Les négociations pour l’entrée de la Turquie dans l’Union européenne ont repris de plus belle mardi 22 octobre.
Apparemment, les seuls obstacles probables à l’avancée de ce « nouveau chapitre » des négociations tiennent depuis longtemps au refus de la Turquie de reconnaître le gouvernement chypriote. Mais comme Chypre serait à deux doigts de quitter l’Union pour se préserver des agressions bancaires des technocrates de Bruxelles, les eurocrates peuvent d’ores et déjà sabrer le champagne. En effet, la quasi-totalité des pontes de la gauche au pouvoir en France est favorable à l’entrée de la Turquie dans l’Union, à l’exception notoire de l’actuel occupant du Quai d’Orsay, Laurent Fabius, mais il semble que celui-ci ait fini par se conformer courageusement aux directives éclairées de son gouvernement.
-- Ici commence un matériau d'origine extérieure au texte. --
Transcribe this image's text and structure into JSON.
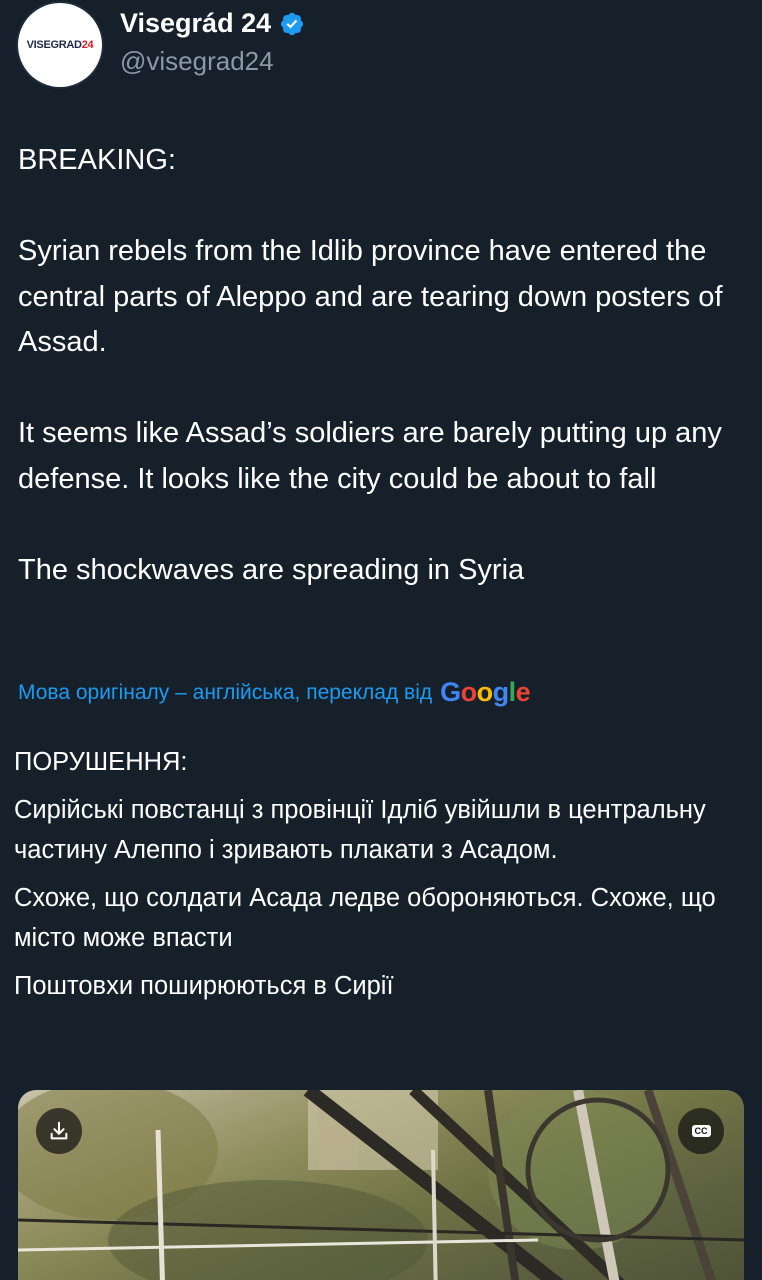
{
  "author": {
    "display_name": "Visegrád 24",
    "handle": "@visegrad24",
    "avatar_logo_text": "VISEGRAD",
    "avatar_logo_number": "24",
    "verified": true,
    "verified_color": "#1d9bf0"
  },
  "tweet": {
    "paragraphs": [
      "BREAKING:",
      "Syrian rebels from the Idlib province have entered the central parts of Aleppo and are tearing down posters of Assad.",
      "It seems like Assad’s soldiers are barely putting up any defense. It looks like the city could be about to fall",
      "The shockwaves are spreading in Syria"
    ]
  },
  "translation": {
    "link_text": "Мова оригіналу – англійська, переклад від",
    "provider_letters": [
      "G",
      "o",
      "o",
      "g",
      "l",
      "e"
    ],
    "paragraphs": [
      "ПОРУШЕННЯ:",
      "Сирійські повстанці з провінції Ідліб увійшли в центральну частину Алеппо і зривають плакати з Асадом.",
      "Схоже, що солдати Асада ледве обороняються. Схоже, що місто може впасти",
      "Поштовхи поширюються в Сирії"
    ]
  },
  "media": {
    "type": "video",
    "cc_label": "CC",
    "icons": [
      "download-icon",
      "closed-captions-icon"
    ]
  },
  "colors": {
    "background": "#15202b",
    "text": "#ffffff",
    "secondary_text": "#8b98a5",
    "link": "#1d9bf0"
  }
}
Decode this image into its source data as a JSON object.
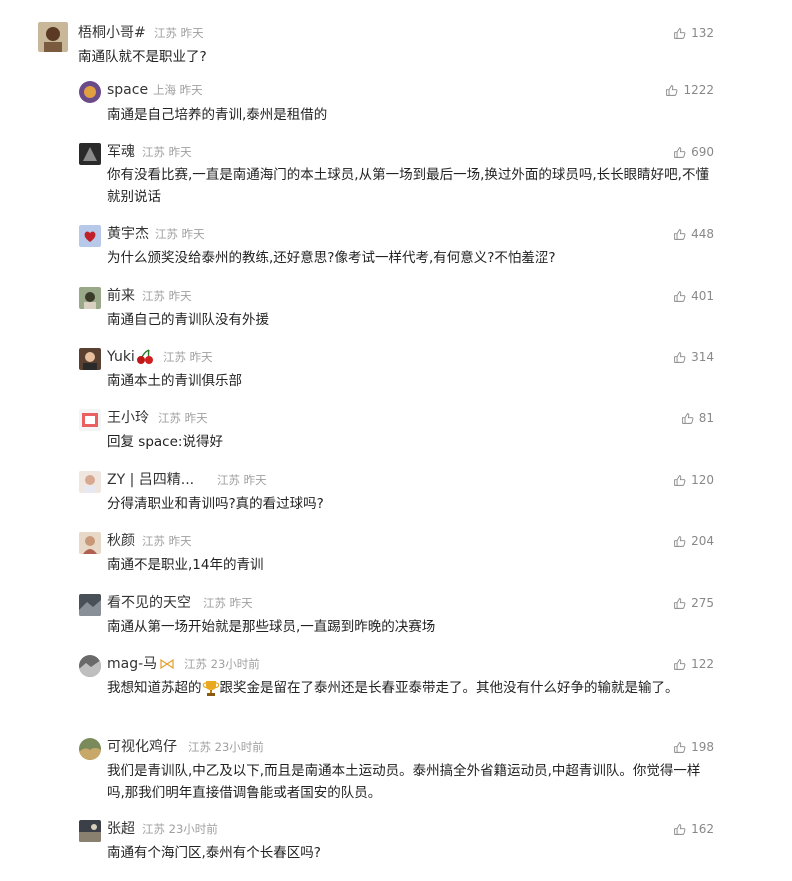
{
  "comments": [
    {
      "user": "梧桐小哥#",
      "location": "江苏",
      "time": "昨天",
      "likes": "132",
      "text": "南通队就不是职业了?",
      "avatar": "avatar-1"
    },
    {
      "user": "space",
      "location": "上海",
      "time": "昨天",
      "likes": "1222",
      "text": "南通是自己培养的青训,泰州是租借的"
    },
    {
      "user": "军魂",
      "location": "江苏",
      "time": "昨天",
      "likes": "690",
      "text": "你有没看比赛,一直是南通海门的本土球员,从第一场到最后一场,换过外面的球员吗,长长眼睛好吧,不懂就别说话"
    },
    {
      "user": "黄宇杰",
      "location": "江苏",
      "time": "昨天",
      "likes": "448",
      "text": "为什么颁奖没给泰州的教练,还好意思?像考试一样代考,有何意义?不怕羞涩?"
    },
    {
      "user": "前来",
      "location": "江苏",
      "time": "昨天",
      "likes": "401",
      "text": "南通自己的青训队没有外援"
    },
    {
      "user": "Yuki",
      "location": "江苏",
      "time": "昨天",
      "likes": "314",
      "text": "南通本土的青训俱乐部"
    },
    {
      "user": "王小玲",
      "location": "江苏",
      "time": "昨天",
      "likes": "81",
      "reply_prefix": "回复",
      "reply_to": "space",
      "reply_text": "说得好"
    },
    {
      "user": "ZY | 吕四精...",
      "location": "江苏",
      "time": "昨天",
      "likes": "120",
      "text": "分得清职业和青训吗?真的看过球吗?"
    },
    {
      "user": "秋颜",
      "location": "江苏",
      "time": "昨天",
      "likes": "204",
      "text": "南通不是职业,14年的青训"
    },
    {
      "user": "看不见的天空",
      "location": "江苏",
      "time": "昨天",
      "likes": "275",
      "text": "南通从第一场开始就是那些球员,一直踢到昨晚的决赛场"
    },
    {
      "user": "mag-马",
      "location": "江苏",
      "time": "23小时前",
      "likes": "122",
      "text_a": "我想知道苏超的",
      "text_b": "跟奖金是留在了泰州还是长春亚泰带走了。其他没有什么好争的输就是输了。"
    },
    {
      "user": "可视化鸡仔",
      "location": "江苏",
      "time": "23小时前",
      "likes": "198",
      "text": "我们是青训队,中乙及以下,而且是南通本土运动员。泰州搞全外省籍运动员,中超青训队。你觉得一样吗,那我们明年直接借调鲁能或者国安的队员。"
    },
    {
      "user": "张超",
      "location": "江苏",
      "time": "23小时前",
      "likes": "162",
      "text": "南通有个海门区,泰州有个长春区吗?"
    }
  ]
}
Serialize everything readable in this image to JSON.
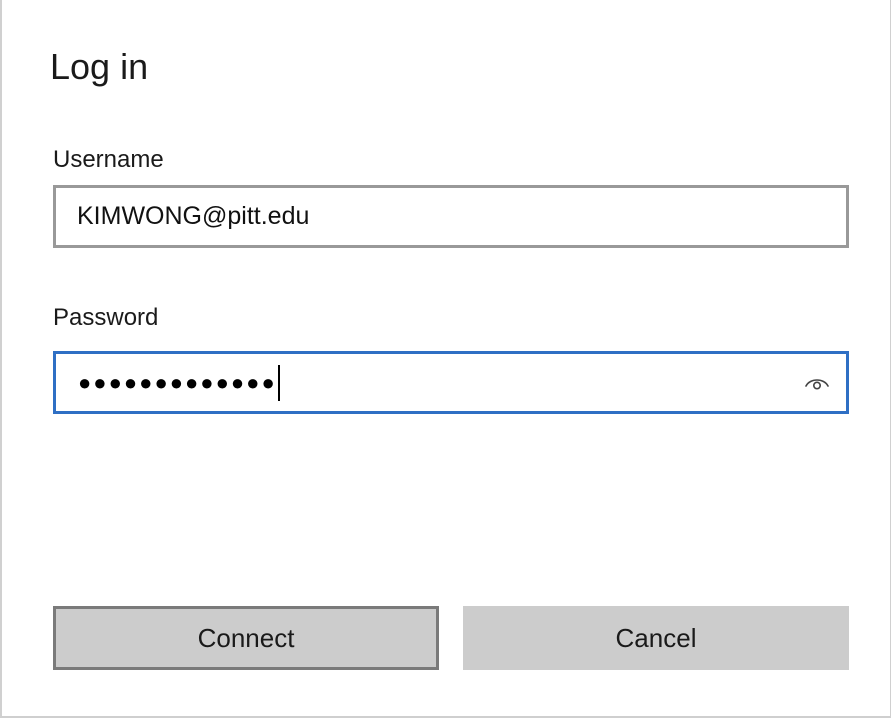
{
  "dialog": {
    "title": "Log in",
    "username": {
      "label": "Username",
      "value": "KIMWONG@pitt.edu"
    },
    "password": {
      "label": "Password",
      "masked_value": "●●●●●●●●●●●●●",
      "reveal_icon": "eye-icon"
    },
    "buttons": {
      "connect_label": "Connect",
      "cancel_label": "Cancel"
    }
  },
  "colors": {
    "focus_border": "#2f6fc4",
    "input_border": "#999999",
    "button_bg": "#cccccc",
    "default_button_border": "#7a7a7a"
  }
}
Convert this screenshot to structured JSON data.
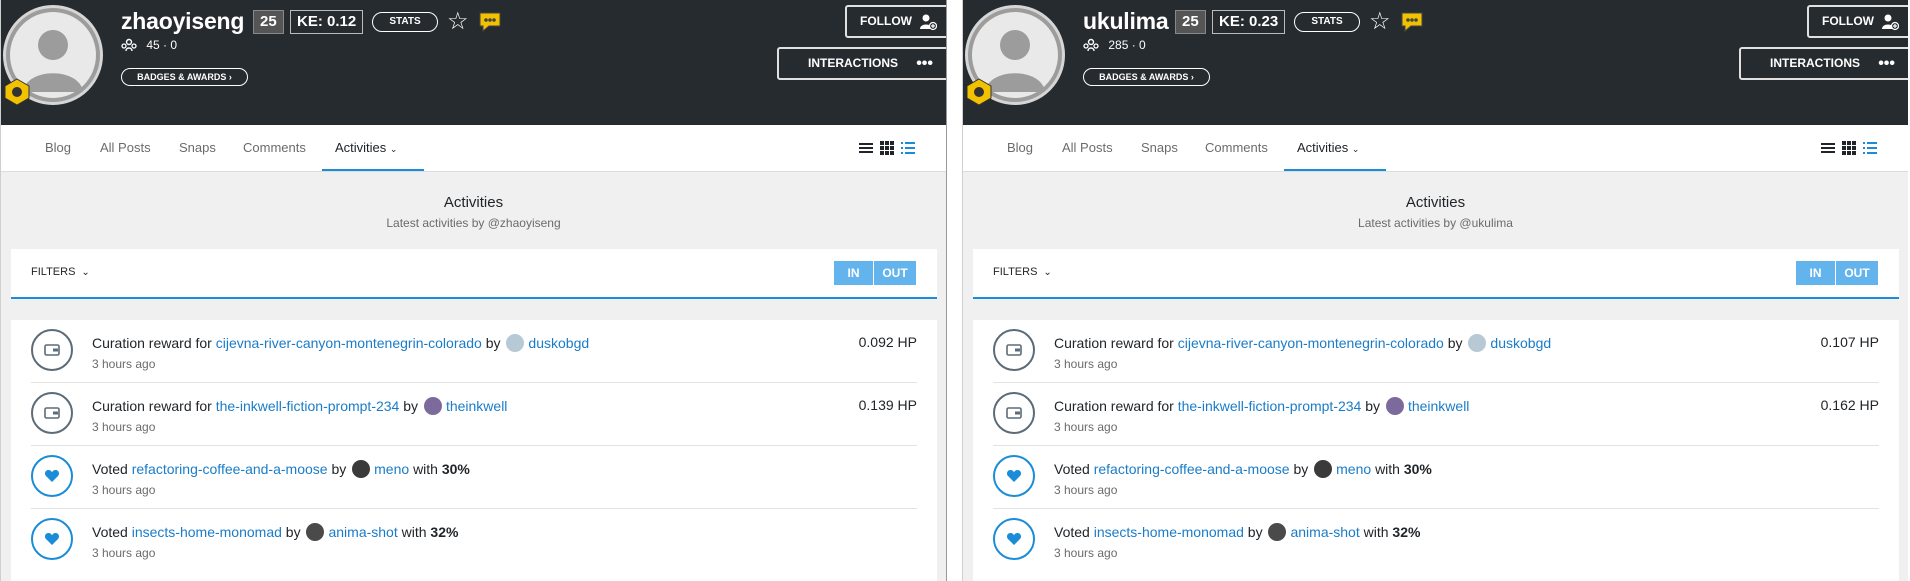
{
  "panels": [
    {
      "username": "zhaoyiseng",
      "reputation": "25",
      "ke": "KE: 0.12",
      "stats_label": "STATS",
      "followers": "45 · 0",
      "badges_label": "BADGES & AWARDS",
      "follow_label": "FOLLOW",
      "interactions_label": "INTERACTIONS",
      "tabs": [
        "Blog",
        "All Posts",
        "Snaps",
        "Comments",
        "Activities"
      ],
      "page_title": "Activities",
      "page_subtitle": "Latest activities by @zhaoyiseng",
      "filters_label": "FILTERS",
      "in_label": "IN",
      "out_label": "OUT",
      "activities": [
        {
          "prefix": "Curation reward for",
          "post": "cijevna-river-canyon-montenegrin-colorado",
          "by": "by",
          "author": "duskobgd",
          "suffix": "",
          "pct": "",
          "time": "3 hours ago",
          "amount": "0.092 HP",
          "icon": "wallet-icon"
        },
        {
          "prefix": "Curation reward for",
          "post": "the-inkwell-fiction-prompt-234",
          "by": "by",
          "author": "theinkwell",
          "suffix": "",
          "pct": "",
          "time": "3 hours ago",
          "amount": "0.139 HP",
          "icon": "wallet-icon"
        },
        {
          "prefix": "Voted",
          "post": "refactoring-coffee-and-a-moose",
          "by": "by",
          "author": "meno",
          "suffix": "with",
          "pct": "30%",
          "time": "3 hours ago",
          "amount": "",
          "icon": "heart-icon"
        },
        {
          "prefix": "Voted",
          "post": "insects-home-monomad",
          "by": "by",
          "author": "anima-shot",
          "suffix": "with",
          "pct": "32%",
          "time": "3 hours ago",
          "amount": "",
          "icon": "heart-icon"
        }
      ]
    },
    {
      "username": "ukulima",
      "reputation": "25",
      "ke": "KE: 0.23",
      "stats_label": "STATS",
      "followers": "285 · 0",
      "badges_label": "BADGES & AWARDS",
      "follow_label": "FOLLOW",
      "interactions_label": "INTERACTIONS",
      "tabs": [
        "Blog",
        "All Posts",
        "Snaps",
        "Comments",
        "Activities"
      ],
      "page_title": "Activities",
      "page_subtitle": "Latest activities by @ukulima",
      "filters_label": "FILTERS",
      "in_label": "IN",
      "out_label": "OUT",
      "activities": [
        {
          "prefix": "Curation reward for",
          "post": "cijevna-river-canyon-montenegrin-colorado",
          "by": "by",
          "author": "duskobgd",
          "suffix": "",
          "pct": "",
          "time": "3 hours ago",
          "amount": "0.107 HP",
          "icon": "wallet-icon"
        },
        {
          "prefix": "Curation reward for",
          "post": "the-inkwell-fiction-prompt-234",
          "by": "by",
          "author": "theinkwell",
          "suffix": "",
          "pct": "",
          "time": "3 hours ago",
          "amount": "0.162 HP",
          "icon": "wallet-icon"
        },
        {
          "prefix": "Voted",
          "post": "refactoring-coffee-and-a-moose",
          "by": "by",
          "author": "meno",
          "suffix": "with",
          "pct": "30%",
          "time": "3 hours ago",
          "amount": "",
          "icon": "heart-icon"
        },
        {
          "prefix": "Voted",
          "post": "insects-home-monomad",
          "by": "by",
          "author": "anima-shot",
          "suffix": "with",
          "pct": "32%",
          "time": "3 hours ago",
          "amount": "",
          "icon": "heart-icon"
        }
      ]
    }
  ],
  "colors": {
    "header_bg": "#262b2f",
    "accent": "#1a8cd8",
    "button_blue": "#63b3ed",
    "link": "#1a7cc9"
  }
}
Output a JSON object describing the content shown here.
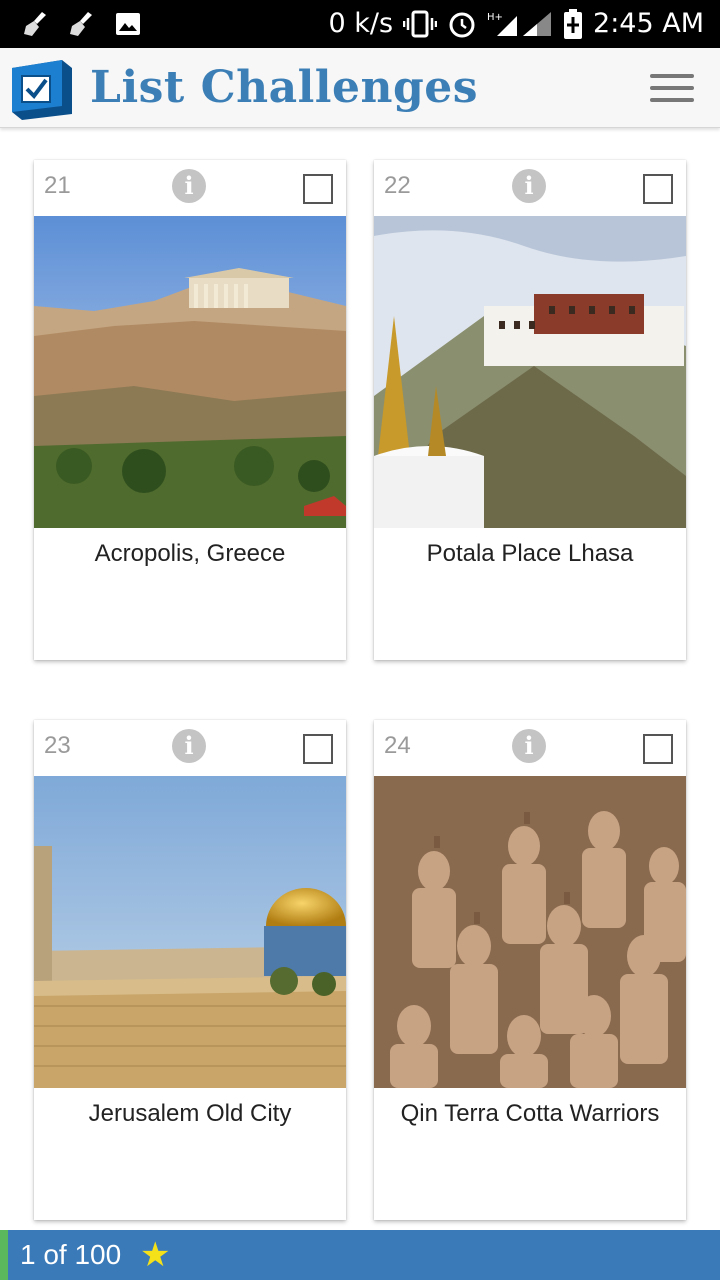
{
  "status_bar": {
    "net_speed": "0 k/s",
    "time": "2:45 AM",
    "icons": [
      "broom-icon",
      "broom-icon",
      "image-icon",
      "vibrate-icon",
      "alarm-icon",
      "signal-icon",
      "battery-charging-icon"
    ]
  },
  "app": {
    "title": "List Challenges",
    "brand_color": "#3c7fb6"
  },
  "cards": [
    {
      "number": "21",
      "title": "Acropolis, Greece",
      "checked": false
    },
    {
      "number": "22",
      "title": "Potala Place Lhasa",
      "checked": false
    },
    {
      "number": "23",
      "title": "Jerusalem Old City",
      "checked": false
    },
    {
      "number": "24",
      "title": "Qin Terra Cotta Warriors",
      "checked": false
    }
  ],
  "bottom_bar": {
    "progress": "1 of 100",
    "color": "#3a7ab8",
    "star_color": "#f5e11a"
  }
}
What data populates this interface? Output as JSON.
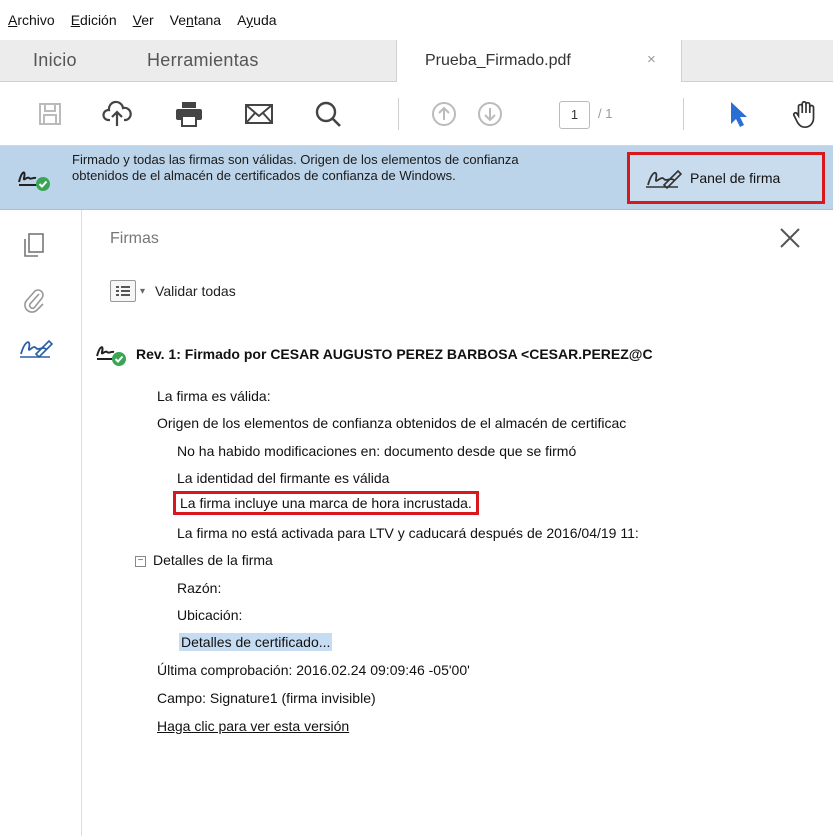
{
  "menu": {
    "items": [
      {
        "label": "Archivo"
      },
      {
        "label": "Edición"
      },
      {
        "label": "Ver"
      },
      {
        "label": "Ventana"
      },
      {
        "label": "Ayuda"
      }
    ]
  },
  "tabs": {
    "home": "Inicio",
    "tools": "Herramientas",
    "document": "Prueba_Firmado.pdf",
    "close_glyph": "×"
  },
  "toolbar": {
    "page_current": "1",
    "page_total": "/ 1",
    "icons": [
      "save-icon",
      "cloud-upload-icon",
      "print-icon",
      "email-icon",
      "search-icon",
      "page-up-icon",
      "page-down-icon",
      "select-arrow-icon",
      "hand-tool-icon"
    ]
  },
  "signature_banner": {
    "message": "Firmado y todas las firmas son válidas. Origen de los elementos de confianza obtenidos de el almacén de certificados de confianza de Windows.",
    "panel_button": "Panel de firma"
  },
  "signatures_panel": {
    "title": "Firmas",
    "validate_all": "Validar todas",
    "revision": "Rev. 1: Firmado por CESAR AUGUSTO PEREZ BARBOSA <CESAR.PEREZ@C",
    "details": [
      "La firma es válida:",
      "Origen de los elementos de confianza obtenidos de el almacén de certificac",
      "No ha habido modificaciones en: documento desde que se firmó",
      "La identidad del firmante es válida",
      "La firma incluye una marca de hora incrustada.",
      "La firma no está activada para LTV y caducará después de 2016/04/19 11:"
    ],
    "signature_details": {
      "header": "Detalles de la firma",
      "reason": "Razón:",
      "location": "Ubicación:",
      "certificate_details": "Detalles de certificado..."
    },
    "last_check": "Última comprobación: 2016.02.24 09:09:46 -05'00'",
    "field": "Campo: Signature1 (firma invisible)",
    "view_version": "Haga clic para ver esta versión"
  },
  "colors": {
    "banner_bg": "#bcd4e9",
    "highlight_red": "#d8181d",
    "valid_green": "#3aa655",
    "select_blue": "#2a6fd6"
  }
}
La décision est pourtant plus que difficile à comprendre. Alors que les eurocrates se gargarisent de la « défense de la liberté et de la démocratie » et que le Parti socialiste français donne des leçons de « droits de l’homme » à la moitié de la planète, s’il y a bien un cas où il ferait bon les voir appliquer leurs beaux principes, nous y sommes : la Turquie occupe militairement la moitié de l’île de Chypre et a dressé un mur entre les populations grecques de Chypre, installées depuis des siècles, et les Turcs qu’elle continue de faire affluer pour gagner la rapport de force démographique ; la Turquie refuse encore et toujours, et malgré toutes les preuves historiques imaginables, de reconnaître, élémentaire honnêteté, le génocide arménien commis par l’Empire ottoman au début du XXe siècle ; deux régions aujourd’hui en territoire turc, la Thrace orientale et le nord-est de l’Anatolie orientale, sont des régions appartenant historiquement, respectivement, à la Grèce et à la Géorgie : le patrimoine chrétien orthodoxe y est aujourd’hui détruit, les minorités religieuses fortement contraintes.
Certes, faire de la politique en se fondant sur les « droits de l’homme » est une ânerie propre à la bêtise contemporaine. Il est cependant remarquable de voir que pour gagner ce combat politique de longue date qu’est l’adhésion de la Turquie à l’UE, les belles consciences humanistes marchent allègrement sur leurs principes. Il ne faut voir là qu’une énième preuve du caractère profondément destructeur de la politique d’élargissement de Bruxelles, qui s’acharne à faire ce pied de nez aux racines chrétiennes de l’Europe en tentant coûte que coûte d’y inclure les restes d’un empire musulman. Espérons que ce qu’il reste de politiciens dignes dans notre pays saura se lever pour dénoncer ce nouveau pas dans la disparition des repères culturels de notre histoire commune.